– О господи, да причем тут это!
– Не подходи к ней, понял?
– Где ты его взяла? – прошипел он Марианне и, шатаясь, пошел к выходу, придерживая рукой челюсть. На улице он сразу сел в такси.
Гриша повернулся к Марианне:
– Я говорил тебе, что избавлю тебя от него.
– Да что ты говоришь! Ну спасибо тебе большое! – в бешенстве выкрикнула она. – Не смей ходить за мной! И вообще! Вы оба! Идите к черту!..
Всю пятницу Гриша ждал ее звонка. Это было так похоже на Марианну, не звонить и ни о чем не договариваться заранее, но он все-таки ждал.
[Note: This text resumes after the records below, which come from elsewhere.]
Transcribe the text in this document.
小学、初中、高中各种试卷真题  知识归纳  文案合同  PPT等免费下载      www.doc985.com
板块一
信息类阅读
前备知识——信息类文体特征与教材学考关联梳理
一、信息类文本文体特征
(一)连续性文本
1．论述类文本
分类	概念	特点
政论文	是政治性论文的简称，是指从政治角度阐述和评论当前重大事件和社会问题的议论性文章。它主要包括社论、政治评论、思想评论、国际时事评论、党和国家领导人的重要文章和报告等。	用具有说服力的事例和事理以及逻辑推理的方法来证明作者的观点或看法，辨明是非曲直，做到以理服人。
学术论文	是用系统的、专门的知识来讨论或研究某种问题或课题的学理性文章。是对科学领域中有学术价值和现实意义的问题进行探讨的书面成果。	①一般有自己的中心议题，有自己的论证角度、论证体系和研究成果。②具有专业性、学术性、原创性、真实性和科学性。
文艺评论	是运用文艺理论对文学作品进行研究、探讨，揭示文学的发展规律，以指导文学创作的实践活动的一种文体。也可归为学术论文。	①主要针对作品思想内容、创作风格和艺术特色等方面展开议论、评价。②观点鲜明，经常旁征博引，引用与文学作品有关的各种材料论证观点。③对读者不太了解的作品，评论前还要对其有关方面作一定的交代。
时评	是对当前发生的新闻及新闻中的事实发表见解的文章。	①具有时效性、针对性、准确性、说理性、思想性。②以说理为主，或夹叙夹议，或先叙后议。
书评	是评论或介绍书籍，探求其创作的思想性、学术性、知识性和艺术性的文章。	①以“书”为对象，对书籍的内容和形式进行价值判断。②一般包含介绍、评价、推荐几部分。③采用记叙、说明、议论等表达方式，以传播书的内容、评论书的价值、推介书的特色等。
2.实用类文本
Он думал о том, как улизнуть с завтрашнего обеда и побыть с ней наедине. Хотел встретить ее на вокзале и увести куда-нибудь подальше, хотел снять номер в отеле, хотел быть с ней весь день и всю ночь, хотел уехать вместе в Милан и больше никогда не расставаться, но Марианна не звонила, и он провел весь день в сомнениях, не зная, за что хвататься, то ли пойти и забронировать номер, то ли быть на вокзале с первым поездом и стоять там, пока не появится Марианна. Настала суббота, и все решилось само собой. Марианна так и не позвонила, зато Виктория, сын которой названивал ей каждую минуту, сообщая о своем приближении, подняла на уши весь дом. Как всегда бывало в дни праздников, с самого утра начались приготовления, в кухне звенели кастрюли, по комнатам плыл запах еды, поверх телефонных трелей разносился голос Виктории. Впервые Гриша слышал, чтобы они с мужем ссорились; кажется, он собирался уезжать куда-то, а она кричала, что ей нужны и машина, и водитель, и он сам, и что он мог бы отменить дела хотя бы ради сына. В конце концов, он все-таки уехал. Видимо, у него и впрямь было важное дело – Гриша видел, что он вышел из дома при параде, в белой сорочке, с папкой в руках, а пиджак повесил в салон автомобиля. И водитель, и помощник уезжали с ним, и это окончательно вывело из себя Викторию. Всегда подчеркнуто уважительная к мужу на людях, тут она выбежала на крыльцо, на ходу вытирая руки полотенцем, и выкрикнула ему, уже садившемуся в машину, все, что она думает по поводу его поведения в последнее время и их семейной жизни в целом.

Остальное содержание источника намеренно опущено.